Russell L. Martin III
is Director of the DeGolyer Library at Southern Methodist University. He contributed to volume 1 of A
History of the Book in America
(2000) and has published other articles and reviews on bibliographical matters. He is at work on an edition of the poems of Jacob Taylor, compiler of almanacs in eighteenth-century Philadelphia.

Jean-Yves Mollier
is Professor of Contemporary History and Director of the Doctoral Program in Cultures, Organizations and Laws at the University of Versailles Saint-Quentin-en-Yvelines, where he also helped found the Centre d’Histoire Culturelle des Sociétés Contemporaines, which he directed from 1998 to 2005. He specializes in nineteenth-century subjects on which he has published numerous books, including
Louis Hachette (1800–1864), le fondateur d’un empire
(1999) and
La Lecture et ses publics à l’époque contemporaine
(2002).

Angus Phillips
is Director of the Oxford International Centre for Publishing Studies and Head of the Publishing Department at Oxford Brookes University. He is a member of the International Advisory Committee for the International Conference on the Book and a member of the editorial advisory board for the
International Journal of the Book.
He has written articles on the Internet, book covers, and the role of the publishing editor. He is the editor, with Bill Cope, of
The Future of the Book in the Digital Age
(2006), and the author, with Giles Clark,
of Inside Book Publishing
(2008).

Eleanor Robson
is a university lecturer in the Department of History and Philosophy of Science at the University of Cambridge, and a Fellow of All Souls College, Oxford.
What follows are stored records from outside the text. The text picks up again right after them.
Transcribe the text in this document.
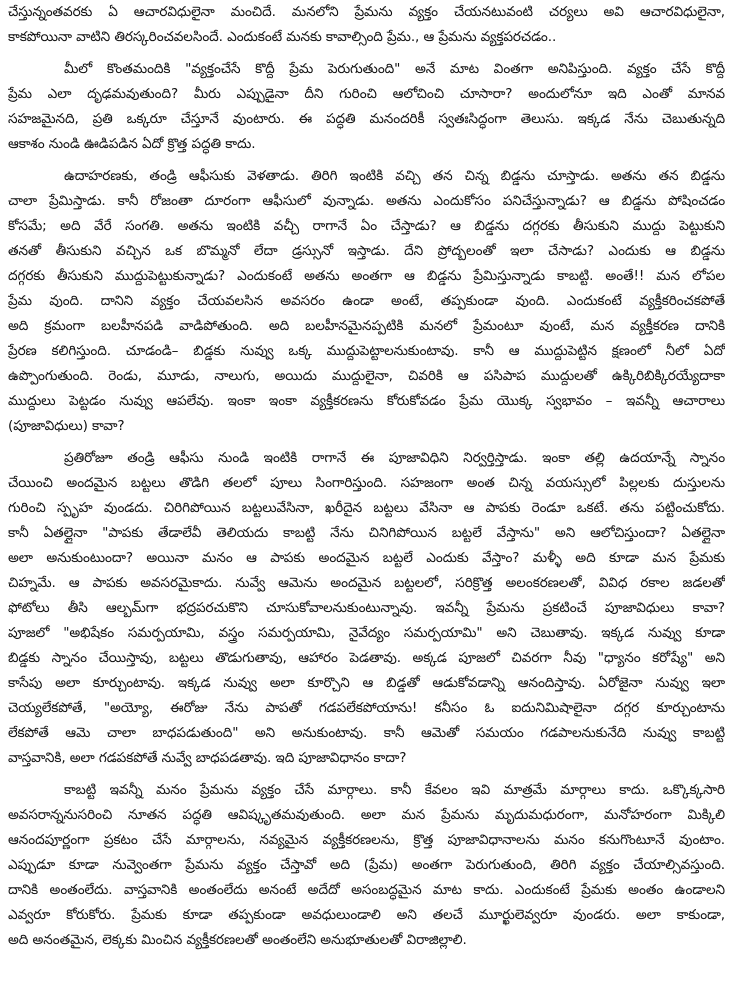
చేస్తున్నంతవరకు ఏ ఆచారవిధులైనా మంచిదే. మనలోని ప్రేమను వ్యక్తం చేయనటువంటి చర్యలు అవి ఆచారవిధులైనా,
కాకపోయినా వాటిని తిరస్కరించవలసిందే. ఎందుకంటే మనకు కావాల్సింది ప్రేమ., ఆ ప్రేమను వ్యక్తపరచడం..
మీలో కొంతమందికి "వ్యక్తంచేసే కొద్దీ ప్రేమ పెరుగుతుంది" అనే మాట వింతగా అనిపిస్తుంది. వ్యక్తం చేసే కొద్దీ
ప్రేమ ఎలా దృఢమవుతుంది? మీరు ఎప్పుడైనా దీని గురించి ఆలోచించి చూసారా? అందులోనూ ఇది ఎంతో మానవ
సహజమైనది, ప్రతి ఒక్కరూ చేస్తూనే వుంటారు. ఈ పద్ధతి మనందరికీ స్వతఃసిద్ధంగా తెలుసు. ఇక్కడ నేను చెబుతున్నది
ఆకాశం నుండి ఊడిపడిన ఏదో క్రొత్త పద్ధతి కాదు.
ఉదాహరణకు, తండ్రి ఆఫీసుకు వెళతాడు. తిరిగి ఇంటికి వచ్చి తన చిన్న బిడ్డను చూస్తాడు. అతను తన బిడ్డను
చాలా ప్రేమిస్తాడు. కానీ రోజంతా దూరంగా ఆఫీసులో వున్నాడు. అతను ఎందుకోసం పనిచేస్తున్నాడు? ఆ బిడ్డను పోషించడం
కోసమే; అది వేరే సంగతి. అతను ఇంటికి వచ్చీ రాగానే ఏం చేస్తాడు? ఆ బిడ్డను దగ్గరకు తీసుకుని ముద్దు పెట్టుకుని
తనతో తీసుకుని వచ్చిన ఒక బొమ్మనో లేదా డ్రస్సునో ఇస్తాడు. దేని ప్రోద్బలంతో ఇలా చేసాడు? ఎందుకు ఆ బిడ్డను
దగ్గరకు తీసుకుని ముద్దుపెట్టుకున్నాడు? ఎందుకంటే అతను అంతగా ఆ బిడ్డను ప్రేమిస్తున్నాడు కాబట్టి. అంతే!! మన లోపల
ప్రేమ వుంది. దానిని వ్యక్తం చేయవలసిన అవసరం ఉండా అంటే, తప్పకుండా వుంది. ఎందుకంటే వ్యక్తీకరించకపోతే
అది క్రమంగా బలహీనపడి వాడిపోతుంది. అది బలహీనమైనప్పటికి మనలో ప్రేమంటూ వుంటే, మన వ్యక్తీకరణ దానికి
ప్రేరణ కలిగిస్తుంది. చూడండి– బిడ్డకు నువ్వు ఒక్క ముద్దుపెట్టాలనుకుంటావు. కానీ ఆ ముద్దుపెట్టిన క్షణంలో నీలో ఏదో
ఉప్పొంగుతుంది. రెండు, మూడు, నాలుగు, అయిదు ముద్దులైనా, చివరికి ఆ పసిపాప ముద్దులతో ఉక్కిరిబిక్కిరయ్యేదాకా
ముద్దులు పెట్టడం నువ్వు ఆపలేవు. ఇంకా ఇంకా వ్యక్తీకరణను కోరుకోవడం ప్రేమ యొక్క స్వభావం – ఇవన్నీ ఆచారాలు
(పూజావిధులు) కావా?
ప్రతిరోజూ తండ్రి ఆఫీసు నుండి ఇంటికి రాగానే ఈ పూజావిధిని నిర్వర్తిస్తాడు. ఇంకా తల్లి ఉదయాన్నే స్నానం
చేయించి అందమైన బట్టలు తొడిగి తలలో పూలు సింగారిస్తుంది. సహజంగా అంత చిన్న వయస్సులో పిల్లలకు దుస్తులను
గురించి స్పృహ వుండదు. చిరిగిపోయిన బట్టలువేసినా, ఖరీదైన బట్టలు వేసినా ఆ పాపకు రెండూ ఒకటే. తను పట్టించుకోదు.
కానీ ఏతల్లైనా "పాపకు తేడాలేవీ తెలియదు కాబట్టి నేను చినిగిపోయిన బట్టలే వేస్తాను" అని ఆలోచిస్తుందా? ఏతల్లైనా
అలా అనుకుంటుందా? అయినా మనం ఆ పాపకు అందమైన బట్టలే ఎందుకు వేస్తాం? మళ్ళీ అది కూడా మన ప్రేమకు
చిహ్నమే. ఆ పాపకు అవసరమైకాదు. నువ్వే ఆమెను అందమైన బట్టలలో, సరిక్రొత్త అలంకరణలతో, వివిధ రకాల జడలతో
ఫోటోలు తీసి ఆల్బమ్‌గా భద్రపరచుకొని చూసుకోవాలనుకుంటున్నావు. ఇవన్నీ ప్రేమను ప్రకటించే పూజావిధులు కావా?
పూజలో "అభిషేకం సమర్పయామి, వస్త్రం సమర్పయామి, నైవేద్యం సమర్పయామి" అని చెబుతావు. ఇక్కడ నువ్వు కూడా
బిడ్డకు స్నానం చేయిస్తావు, బట్టలు తొడుగుతావు, ఆహారం పెడతావు. అక్కడ పూజలో చివరగా నీవు "ధ్యానం కరోష్యే" అని
కాసేపు అలా కూర్చుంటావు. ఇక్కడ నువ్వు అలా కూర్చొని ఆ బిడ్డతో ఆడుకోవడాన్ని ఆనందిస్తావు. ఏరోజైనా నువ్వు ఇలా
చెయ్యలేకపోతే, "అయ్యో, ఈరోజు నేను పాపతో గడపలేకపోయాను! కనీసం ఓ ఐదునిమిషాలైనా దగ్గర కూర్చుంటాను
లేకపోతే ఆమె చాలా బాధపడుతుంది" అని అనుకుంటావు. కానీ ఆమెతో సమయం గడపాలనుకునేది నువ్వు కాబట్టి
వాస్తవానికి, అలా గడపకపోతే నువ్వే బాధపడతావు. ఇది పూజావిధానం కాదా?
కాబట్టి ఇవన్నీ మనం ప్రేమను వ్యక్తం చేసే మార్గాలు. కానీ కేవలం ఇవి మాత్రమే మార్గాలు కాదు. ఒక్కొక్కసారి
అవసరాన్ననుసరించి నూతన పద్ధతి ఆవిష్కృతమవుతుంది. అలా మన ప్రేమను మృదుమధురంగా, మనోహరంగా మిక్కిలి
ఆనందపూర్ణంగా ప్రకటం చేసే మార్గాలను, నవ్యమైన వ్యక్తీకరణలను, క్రొత్త పూజావిధానాలను మనం కనుగొంటూనే వుంటాం.
ఎప్పుడూ కూడా నువ్వెంతగా ప్రేమను వ్యక్తం చేస్తావో అది (ప్రేమ) అంతగా పెరుగుతుంది, తిరిగి వ్యక్తం చేయాల్సివస్తుంది.
దానికి అంతంలేదు. వాస్తవానికి అంతంలేదు అనంటే అదేదో అసంబద్ధమైన మాట కాదు. ఎందుకంటే ప్రేమకు అంతం ఉండాలని
ఎవ్వరూ కోరుకోరు. ప్రేమకు కూడా తప్పకుండా అవధులుండాలి అని తలచే మూర్ఖులెవ్వరూ వుండరు. అలా కాకుండా,
అది అనంతమైన, లెక్కకు మించిన వ్యక్తీకరణలతో అంతంలేని అనుభూతులతో విరాజిల్లాలి.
A major focus of her research is the social history of literacy and numeracy in ancient Iraq and its neighbors. She is the author of
Mesopotamian Mathematics, 2100–1600
BC
(1999) and co-author, with Jeremy Black, Graham Cunningham, and Gábor Zólyomi, of
The Literature of Ancient Sumer
(2004).

Cornelia Roemer
is Director of the Vienna Papyrus Collection and Papyrus Museum in the Austrian National Library. Before joining the team in the library, she was the curator of the Cologne Papyrus Collection and had taught for several years at University College London. Her main interests in papyrology are literary texts and the uses of writing in Greco-Roman Egypt.

Jonathan Rose
is Professor of History at Drew University. He was the founding president of the Society for the History of Authorship, Reading and Publishing, and is co-editor of the journal
Book History.
His publications include
British Literary Publishing Houses, 1820–1965
(1991),
The Holocaust and the Book: Destruction and Preservation
(2001), and
The Intellectual Life of the British Working Classes
(2001).

Emile G. L. Schrijver
is curator of the Bibliotheca Rosenthaliana, the Hebraica and Judaica special collection at Amsterdam University Library. He is editor-in-chief of the yearbook
Studia Rosenthaliana
and serves on the boards of related national and international institutions. He has published on the history of the Hebrew book in general, and on Hebrew manuscripts in particular. He has catalogued for auctioneers, book dealers, and private collectors, and has contributed to numerous international exhibitions.

David J. Shaw
is Secretary of the Consortium of European Research Libraries (CERL) and previously taught French at the University of Kent at Canterbury. He is a former president of the Bibliographical Society and writes particularly on the history of the book in France in the fifteenth and sixteenth centuries.